In one of his last actions as president, George W. Bush on Monday commuted the sentences being imposed on two former border agents who had been convicted of shooting a Mexican drug dealer in 2005.


The two agents, who have purged some two years of the sentences, they could leave prison in the next two months.


Bush's decision to commute the sentences of Ignacio Ramos and Jose Compeán, who tried to cover up the shooting, was well received by members of the Republican and Democratic parties in Congress.


For a long time, both parties had argued that the agents just did their job to defend the U.S. border criminals. The legislators also argued that the sentences of more than 10 years in prison handed down against each of the former officers of El Paso, Texas, were too severe.


The Mexican government was opposed to the release of the accused and expressed its opposition to the measure, seen as a failure in law enforcement.

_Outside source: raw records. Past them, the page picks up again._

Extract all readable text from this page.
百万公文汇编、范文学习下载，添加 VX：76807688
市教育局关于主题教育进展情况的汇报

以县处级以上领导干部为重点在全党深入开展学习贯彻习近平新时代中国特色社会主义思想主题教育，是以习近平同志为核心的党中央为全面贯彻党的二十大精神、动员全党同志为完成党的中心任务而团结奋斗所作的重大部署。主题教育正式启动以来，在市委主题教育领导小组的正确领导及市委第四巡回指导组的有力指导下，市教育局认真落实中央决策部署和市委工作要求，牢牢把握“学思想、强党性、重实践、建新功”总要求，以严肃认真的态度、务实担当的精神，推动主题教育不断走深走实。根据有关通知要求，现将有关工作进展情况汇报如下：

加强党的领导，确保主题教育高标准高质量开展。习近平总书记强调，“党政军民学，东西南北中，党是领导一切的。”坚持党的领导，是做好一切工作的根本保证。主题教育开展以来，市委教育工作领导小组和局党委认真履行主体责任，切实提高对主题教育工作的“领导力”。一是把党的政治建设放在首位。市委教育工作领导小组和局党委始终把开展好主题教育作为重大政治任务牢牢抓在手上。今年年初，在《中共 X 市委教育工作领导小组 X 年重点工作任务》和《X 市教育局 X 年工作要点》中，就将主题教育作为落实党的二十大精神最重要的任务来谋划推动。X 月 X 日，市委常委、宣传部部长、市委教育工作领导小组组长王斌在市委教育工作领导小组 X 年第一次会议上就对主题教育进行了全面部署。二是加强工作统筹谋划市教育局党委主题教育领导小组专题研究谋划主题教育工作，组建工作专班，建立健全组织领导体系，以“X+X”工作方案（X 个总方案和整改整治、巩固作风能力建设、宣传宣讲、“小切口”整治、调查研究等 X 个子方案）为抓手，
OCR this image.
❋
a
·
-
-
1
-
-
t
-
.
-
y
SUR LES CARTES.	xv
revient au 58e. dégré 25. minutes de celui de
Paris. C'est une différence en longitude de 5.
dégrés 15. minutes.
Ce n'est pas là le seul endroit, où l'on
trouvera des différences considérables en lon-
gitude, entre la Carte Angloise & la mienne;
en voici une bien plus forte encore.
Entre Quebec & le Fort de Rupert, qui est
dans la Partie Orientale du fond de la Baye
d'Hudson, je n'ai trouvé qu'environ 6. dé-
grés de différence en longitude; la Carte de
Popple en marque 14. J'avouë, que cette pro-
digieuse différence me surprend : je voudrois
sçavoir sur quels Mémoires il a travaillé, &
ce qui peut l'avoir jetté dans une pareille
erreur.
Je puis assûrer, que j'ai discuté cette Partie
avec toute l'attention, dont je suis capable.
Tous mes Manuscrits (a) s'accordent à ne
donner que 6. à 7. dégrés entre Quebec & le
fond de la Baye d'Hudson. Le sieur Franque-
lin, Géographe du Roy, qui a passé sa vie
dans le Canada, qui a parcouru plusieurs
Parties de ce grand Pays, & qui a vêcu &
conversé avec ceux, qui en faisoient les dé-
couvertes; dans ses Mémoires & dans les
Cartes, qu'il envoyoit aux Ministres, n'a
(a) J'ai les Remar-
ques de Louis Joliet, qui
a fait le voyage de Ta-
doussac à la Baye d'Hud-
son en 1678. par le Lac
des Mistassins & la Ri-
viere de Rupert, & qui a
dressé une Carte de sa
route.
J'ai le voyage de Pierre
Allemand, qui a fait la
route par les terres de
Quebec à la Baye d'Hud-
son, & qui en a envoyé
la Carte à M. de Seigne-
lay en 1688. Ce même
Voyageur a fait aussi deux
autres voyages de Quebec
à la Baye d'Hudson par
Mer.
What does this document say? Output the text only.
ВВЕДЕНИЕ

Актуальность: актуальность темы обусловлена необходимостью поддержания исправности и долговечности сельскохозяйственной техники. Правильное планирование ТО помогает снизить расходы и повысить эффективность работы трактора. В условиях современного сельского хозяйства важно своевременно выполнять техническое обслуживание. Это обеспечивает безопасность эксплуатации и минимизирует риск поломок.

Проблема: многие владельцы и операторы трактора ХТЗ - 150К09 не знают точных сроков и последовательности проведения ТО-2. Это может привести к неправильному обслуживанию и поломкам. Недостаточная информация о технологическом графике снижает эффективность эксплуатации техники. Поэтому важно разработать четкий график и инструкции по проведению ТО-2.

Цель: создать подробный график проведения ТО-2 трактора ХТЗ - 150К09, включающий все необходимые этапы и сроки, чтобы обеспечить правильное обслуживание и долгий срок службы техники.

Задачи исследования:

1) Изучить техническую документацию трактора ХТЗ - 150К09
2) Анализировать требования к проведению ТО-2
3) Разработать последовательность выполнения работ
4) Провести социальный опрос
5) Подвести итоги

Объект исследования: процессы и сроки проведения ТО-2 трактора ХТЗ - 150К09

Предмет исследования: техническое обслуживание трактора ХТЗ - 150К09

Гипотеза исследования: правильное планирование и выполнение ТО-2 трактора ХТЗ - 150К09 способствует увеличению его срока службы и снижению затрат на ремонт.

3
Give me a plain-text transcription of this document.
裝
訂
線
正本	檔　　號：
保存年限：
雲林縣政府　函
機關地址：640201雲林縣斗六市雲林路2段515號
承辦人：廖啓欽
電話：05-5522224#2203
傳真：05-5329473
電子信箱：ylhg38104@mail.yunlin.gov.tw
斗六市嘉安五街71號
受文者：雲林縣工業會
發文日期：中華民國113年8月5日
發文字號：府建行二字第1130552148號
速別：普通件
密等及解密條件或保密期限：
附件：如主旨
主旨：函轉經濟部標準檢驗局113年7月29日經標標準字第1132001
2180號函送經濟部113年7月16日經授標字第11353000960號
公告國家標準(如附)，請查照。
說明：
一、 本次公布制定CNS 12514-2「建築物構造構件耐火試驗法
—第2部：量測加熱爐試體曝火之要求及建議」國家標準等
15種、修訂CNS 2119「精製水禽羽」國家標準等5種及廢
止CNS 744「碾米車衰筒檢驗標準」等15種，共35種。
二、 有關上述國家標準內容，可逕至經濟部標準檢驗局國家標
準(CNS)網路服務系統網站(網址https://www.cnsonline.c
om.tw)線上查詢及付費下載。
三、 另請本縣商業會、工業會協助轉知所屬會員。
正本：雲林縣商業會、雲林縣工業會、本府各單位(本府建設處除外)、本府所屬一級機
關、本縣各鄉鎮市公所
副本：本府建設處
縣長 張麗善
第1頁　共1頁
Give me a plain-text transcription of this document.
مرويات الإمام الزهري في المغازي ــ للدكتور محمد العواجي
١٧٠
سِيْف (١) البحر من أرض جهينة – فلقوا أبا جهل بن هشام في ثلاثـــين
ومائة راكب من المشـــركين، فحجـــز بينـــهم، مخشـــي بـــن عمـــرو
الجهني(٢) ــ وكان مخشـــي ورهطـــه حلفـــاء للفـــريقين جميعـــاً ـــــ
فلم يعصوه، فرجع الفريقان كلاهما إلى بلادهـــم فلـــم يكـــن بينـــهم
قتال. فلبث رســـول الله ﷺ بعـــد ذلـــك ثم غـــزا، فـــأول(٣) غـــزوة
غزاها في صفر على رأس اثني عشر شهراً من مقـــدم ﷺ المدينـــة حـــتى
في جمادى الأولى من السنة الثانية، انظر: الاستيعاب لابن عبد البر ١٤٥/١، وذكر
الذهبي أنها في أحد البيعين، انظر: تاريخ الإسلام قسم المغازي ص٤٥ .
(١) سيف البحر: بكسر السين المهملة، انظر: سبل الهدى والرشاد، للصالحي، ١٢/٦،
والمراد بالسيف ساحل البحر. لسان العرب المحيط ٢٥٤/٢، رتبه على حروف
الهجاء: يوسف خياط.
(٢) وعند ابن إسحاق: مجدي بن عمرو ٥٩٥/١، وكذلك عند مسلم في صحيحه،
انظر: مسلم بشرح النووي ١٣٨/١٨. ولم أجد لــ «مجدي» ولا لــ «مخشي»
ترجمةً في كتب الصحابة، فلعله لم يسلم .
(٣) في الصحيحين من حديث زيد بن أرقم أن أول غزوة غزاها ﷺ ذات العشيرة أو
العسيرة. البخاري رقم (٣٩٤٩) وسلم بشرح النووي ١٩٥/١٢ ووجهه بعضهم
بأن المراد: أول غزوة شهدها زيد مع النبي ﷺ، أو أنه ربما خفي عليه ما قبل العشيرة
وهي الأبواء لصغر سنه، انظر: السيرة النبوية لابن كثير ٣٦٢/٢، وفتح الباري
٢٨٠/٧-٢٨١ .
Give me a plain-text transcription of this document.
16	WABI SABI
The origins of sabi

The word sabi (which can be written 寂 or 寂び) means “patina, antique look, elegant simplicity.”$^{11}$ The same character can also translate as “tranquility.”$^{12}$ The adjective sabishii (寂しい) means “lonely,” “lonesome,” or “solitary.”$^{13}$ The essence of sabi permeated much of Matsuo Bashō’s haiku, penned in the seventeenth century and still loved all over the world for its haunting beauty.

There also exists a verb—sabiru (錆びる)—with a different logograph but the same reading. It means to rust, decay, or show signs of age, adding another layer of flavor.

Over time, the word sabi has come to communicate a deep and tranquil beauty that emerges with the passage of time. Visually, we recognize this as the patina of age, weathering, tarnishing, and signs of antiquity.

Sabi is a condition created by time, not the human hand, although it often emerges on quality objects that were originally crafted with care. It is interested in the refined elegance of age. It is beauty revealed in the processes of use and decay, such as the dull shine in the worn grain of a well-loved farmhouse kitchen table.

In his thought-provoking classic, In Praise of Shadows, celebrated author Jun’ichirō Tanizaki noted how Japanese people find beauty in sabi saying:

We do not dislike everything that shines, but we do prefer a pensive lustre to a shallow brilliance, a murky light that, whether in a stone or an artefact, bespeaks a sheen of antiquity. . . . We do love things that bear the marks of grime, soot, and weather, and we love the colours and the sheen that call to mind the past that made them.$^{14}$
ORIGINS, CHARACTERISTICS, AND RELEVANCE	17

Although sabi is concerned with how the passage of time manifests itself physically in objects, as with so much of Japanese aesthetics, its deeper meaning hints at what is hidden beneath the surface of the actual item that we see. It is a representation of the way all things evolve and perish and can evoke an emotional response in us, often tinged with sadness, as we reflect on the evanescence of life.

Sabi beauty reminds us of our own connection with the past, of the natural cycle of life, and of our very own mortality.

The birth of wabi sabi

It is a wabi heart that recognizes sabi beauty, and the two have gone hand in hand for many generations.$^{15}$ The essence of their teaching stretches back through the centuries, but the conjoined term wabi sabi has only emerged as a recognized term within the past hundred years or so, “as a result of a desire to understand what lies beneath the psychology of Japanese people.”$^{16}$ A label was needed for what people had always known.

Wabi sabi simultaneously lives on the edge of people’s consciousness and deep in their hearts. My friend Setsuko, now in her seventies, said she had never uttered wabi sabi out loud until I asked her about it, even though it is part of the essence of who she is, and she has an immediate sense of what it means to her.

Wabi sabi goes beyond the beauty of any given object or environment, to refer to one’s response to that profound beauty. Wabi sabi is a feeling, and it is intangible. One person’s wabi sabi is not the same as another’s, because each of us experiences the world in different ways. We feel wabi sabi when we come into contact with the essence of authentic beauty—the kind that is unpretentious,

"This is a message of impunity for the actions of police officers which is frankly hard to understand," said Carlos Rico, undersecretary for North America at the Ministry of Foreign Affairs.


"We express our strong opposition, but political operatives last minute were stronger than our efforts," said Rico.


Resentment by the guilty pleas, convictions and dismissals had deepened since the events in 2005. The case then unleashed an intense debate on undocumented immigration in the United States.


Ramos and Compeán became focus of conservatives and television, where his supporters called the heroes. Almost a bipartisan congressional delegation from Texas and other Republican and Democratic lawmakers had urged Bush to intervene in the case with a measure of leniency.


Bush pardoned the two men for their crimes, but decided to change their prison sentences because they were considered excessive and that they had already lost their jobs, freedom and their reputations, said a prominent official.


The decision of the president, who believes that the Border Patrol agents received fair trials and verdicts, not diminish the gravity of their crimes, added the official.


Both were found guilty of wounding a shot in the buttocks Osvaldo Aldrete Davila, who will be admitted drug trafficker, when he fled toward the Rio Grande on the border between Mexico and the United States after leaving a vehicle with marijuana. The officials said that in the shot because they believed he was armed.


Compeán and Ramos were sentenced to 12 years in prison and 11 years respectively. They were also each fined $ 2000 and sentenced to three years of supervised release. With Bush's decision, prison sentences expire on March 20 but remain intact fines and probation.


Bush, who leaves office on Tuesday, has issued 189 pardons and 11 commutations, which are slightly less than half of the measures granted by former presidents Bill Clinton and Ronald Reagan to two terms.


The stepfather of Ramos, Joe Loya, said that efforts to free his son had marked the entire family and said his daughter, Monica Ramos, told from New York to hear the news. "I could barely talk," he said.